C’è poi lo scontento di alcuni Paesi che non riconoscono progressi sostanziali da
parte della Grecia, la cui situazione continua a peggiorare. La riunione dell'Ecofin
di oggi dovrebbe dare almeno una risposta sulla ricapitalizzazione delle banche A
questo proposito, Juncker è stato chiaro: le banche esposte in Grecia dovranno subire
“perdite sostanziali”. E le cifre che girano considerano una forchetta tra il 40%
e il 60%. Dunque, i nodi da sciogliere sono: aumento della potenza del Fondo e perdite
delle banche esposte sul debito greco. In vista del vertice di domani, si profila
in serata un pre-vertice Merkel-Sarkozy-Van Rompuy-Barroso, al quale potrebbero aggiungersi
anche il presidente della Bce, Trichet, e quello dell'Fmi, Christine Lagarde. A parlare
di “vero pericolo” per tutte le economie europee è il ministro delle Finanze britannico,
George Osborne, che sottolinea la “crisi dei debiti che agita la zona euro”. Ma il
ministro britannico afferma pure che si cercherà di trovare una soluzione completa
alla crisi, con misure a lungo termine, perchè "è anche nell'interesse di Londra”.
Croazia:
no a processi in Serbia di cittadini croati per crimini di guerra Il parlamento
croato ha approvato ieri la legge che dichiara nulle e prive di ogni valore legale
le procedure della giustizia serba e della ex Jugoslavia a carico di cittadini croati,
sospettati di crimini di guerra compiuti durante il conflitto armato del 1991-1995.

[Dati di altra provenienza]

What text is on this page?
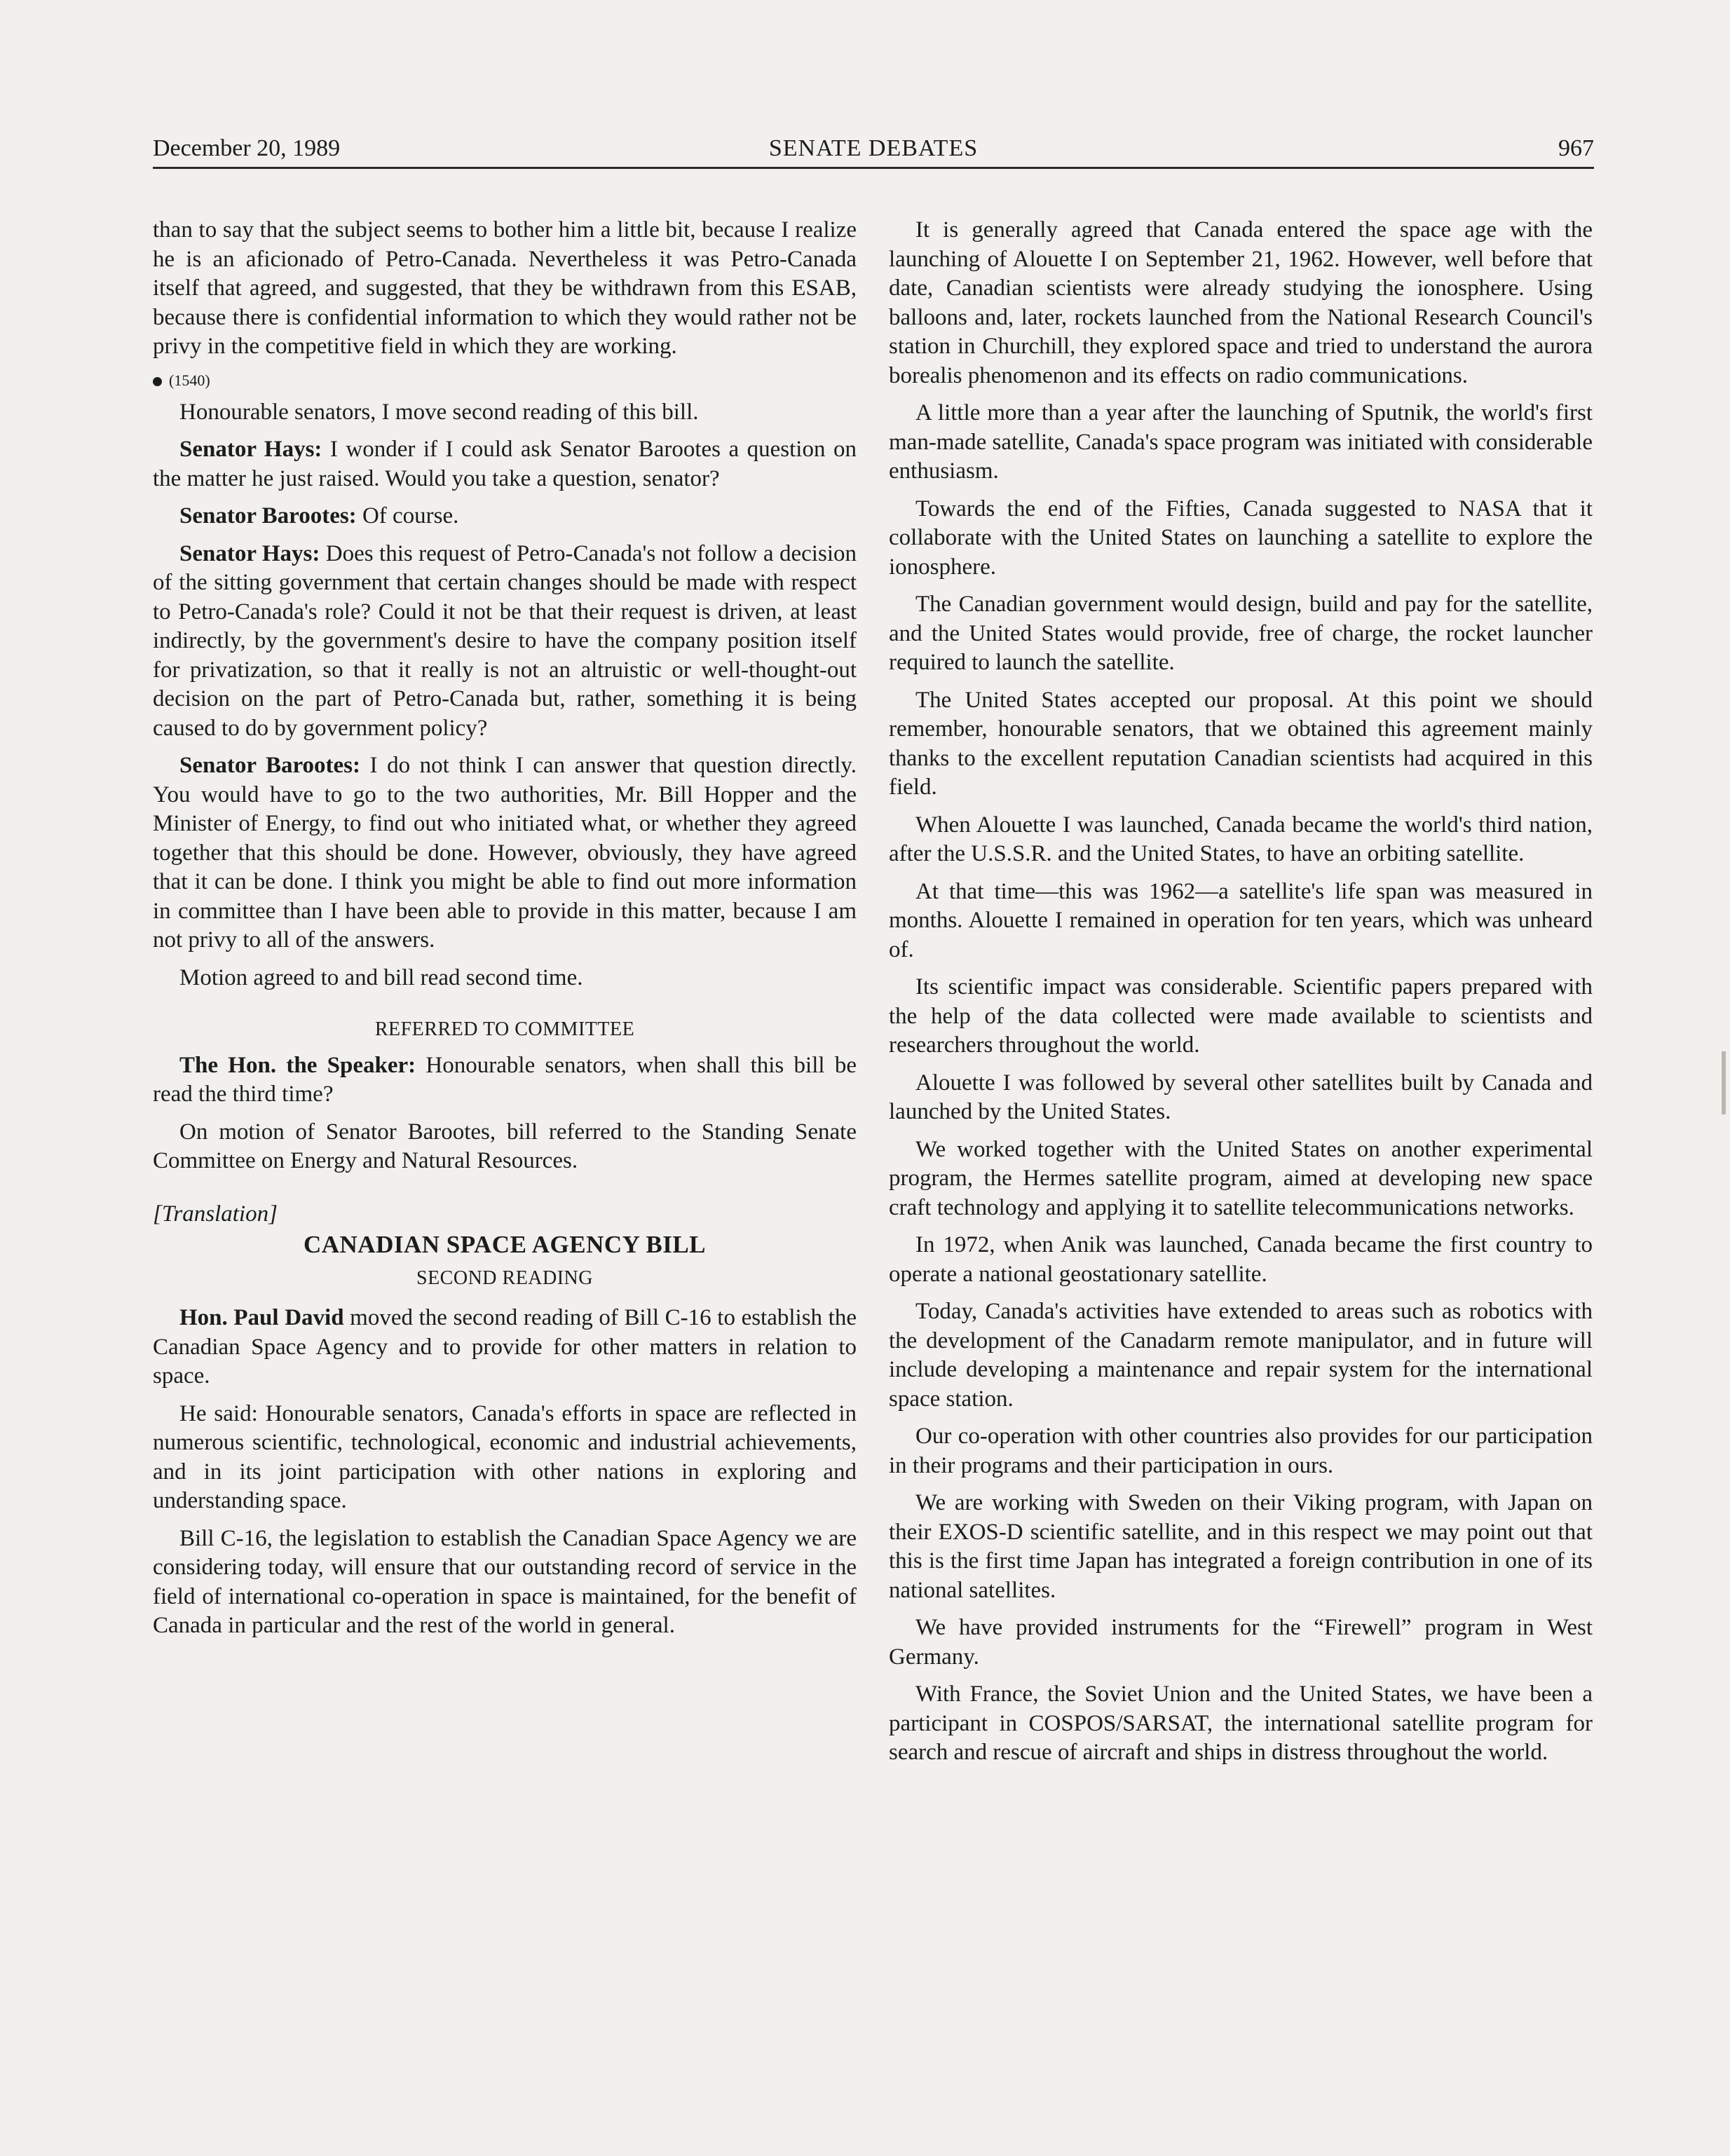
December 20, 1989	SENATE DEBATES	967

than to say that the subject seems to bother him a little bit, because I realize he is an aficionado of Petro-Canada. Nevertheless it was Petro-Canada itself that agreed, and suggested, that they be withdrawn from this ESAB, because there is confidential information to which they would rather not be privy in the competitive field in which they are working.

(1540)

Honourable senators, I move second reading of this bill.

Senator Hays: I wonder if I could ask Senator Barootes a question on the matter he just raised. Would you take a question, senator?

Senator Barootes: Of course.

Senator Hays: Does this request of Petro-Canada's not follow a decision of the sitting government that certain changes should be made with respect to Petro-Canada's role? Could it not be that their request is driven, at least indirectly, by the government's desire to have the company position itself for privatization, so that it really is not an altruistic or well-thought-out decision on the part of Petro-Canada but, rather, something it is being caused to do by government policy?

Senator Barootes: I do not think I can answer that question directly. You would have to go to the two authorities, Mr. Bill Hopper and the Minister of Energy, to find out who initiated what, or whether they agreed together that this should be done. However, obviously, they have agreed that it can be done. I think you might be able to find out more information in committee than I have been able to provide in this matter, because I am not privy to all of the answers.

Motion agreed to and bill read second time.

REFERRED TO COMMITTEE

The Hon. the Speaker: Honourable senators, when shall this bill be read the third time?

On motion of Senator Barootes, bill referred to the Standing Senate Committee on Energy and Natural Resources.

[Translation]
CANADIAN SPACE AGENCY BILL
SECOND READING

Hon. Paul David moved the second reading of Bill C-16 to establish the Canadian Space Agency and to provide for other matters in relation to space.

He said: Honourable senators, Canada's efforts in space are reflected in numerous scientific, technological, economic and industrial achievements, and in its joint participation with other nations in exploring and understanding space.

Bill C-16, the legislation to establish the Canadian Space Agency we are considering today, will ensure that our outstanding record of service in the field of international co-operation in space is maintained, for the benefit of Canada in particular and the rest of the world in general.

It is generally agreed that Canada entered the space age with the launching of Alouette I on September 21, 1962. However, well before that date, Canadian scientists were already studying the ionosphere. Using balloons and, later, rockets launched from the National Research Council's station in Churchill, they explored space and tried to understand the aurora borealis phenomenon and its effects on radio communications.

A little more than a year after the launching of Sputnik, the world's first man-made satellite, Canada's space program was initiated with considerable enthusiasm.

Towards the end of the Fifties, Canada suggested to NASA that it collaborate with the United States on launching a satellite to explore the ionosphere.

The Canadian government would design, build and pay for the satellite, and the United States would provide, free of charge, the rocket launcher required to launch the satellite.

The United States accepted our proposal. At this point we should remember, honourable senators, that we obtained this agreement mainly thanks to the excellent reputation Canadian scientists had acquired in this field.

When Alouette I was launched, Canada became the world's third nation, after the U.S.S.R. and the United States, to have an orbiting satellite.

At that time—this was 1962—a satellite's life span was measured in months. Alouette I remained in operation for ten years, which was unheard of.

Its scientific impact was considerable. Scientific papers prepared with the help of the data collected were made available to scientists and researchers throughout the world.

Alouette I was followed by several other satellites built by Canada and launched by the United States.

We worked together with the United States on another experimental program, the Hermes satellite program, aimed at developing new space craft technology and applying it to satellite telecommunications networks.

In 1972, when Anik was launched, Canada became the first country to operate a national geostationary satellite.

Today, Canada's activities have extended to areas such as robotics with the development of the Canadarm remote manipulator, and in future will include developing a maintenance and repair system for the international space station.

Our co-operation with other countries also provides for our participation in their programs and their participation in ours.

We are working with Sweden on their Viking program, with Japan on their EXOS-D scientific satellite, and in this respect we may point out that this is the first time Japan has integrated a foreign contribution in one of its national satellites.

We have provided instruments for the “Firewell” program in West Germany.

With France, the Soviet Union and the United States, we have been a participant in COSPOS/SARSAT, the international satellite program for search and rescue of aircraft and ships in distress throughout the world.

Il provvedimento era stato annunciato poco dopo l'invio da parte della giustizia serba
di atti d’accusa a carico di un gruppo di esponenti ed ex dirigenti politici e veterani
croati, sospettati di genocidio e rivolta armata. Critiche da Belgrado, secondo cui
il provvedimento "non contribuisce alla riconciliazione nella regione". Dall’Unione
Europea erano giunte voci di preoccupazione per i contenuti della legge prima del
voto.
La Tv turca parla di 53 terroristi del Pkk uccisi in operazione nell’est
Paese Nell'operazione di terra che le Forze armate turche stanno conducendo
soprattutto nell'est della Turchia, ma anche in territorio iracheno, sono stati uccisi
“53 terroristi” del Pkk: lo riferisce il canale televisivo pubblico turco Trt. L'operazione,
condotta anche con aerei ed elicotteri fin dall'altro ieri, prosegue come mostrano
immagini della stessa emittente.
Eletti 4 dei 5 nuovi membri Onu per 2012-2013 Marocco,
Pakistan, Guatemala e Togo sono quattro dei cinque nuovi membri non permanenti del
Consiglio di sicurezza delle Nazioni Unite per il biennio 2012-2013. Rimane da assegnare
ancora un seggio, quello riservato alla regione dell'est Europa. Dopo nove turni di
votazione, l'Assemblea Generale ha aggiornato a lunedì prossimo la riunione per eleggere
l'ultimo componente, rinviando il ballottaggio tra Slovenia e Azerbaijan. Secondo
quanto stabilito dalla carta dell'organizzazione internazionale, i posti vengono assegnati
in base ai gruppi regionali: tre sono appannaggio di Africa e Asia-Pacifico, uno dell'Europa
dell'Est e dell'America Latina e Caraibi. I delegati dei 193 Paesi dell'Assemblea
generale Onu hanno votato con scrutinio segreto gli Stati che dal primo gennaio prossimo
sostituiranno le nazioni uscenti: Gabon, Libano, Brasile, Nigeria e Bosnia Erzegovina.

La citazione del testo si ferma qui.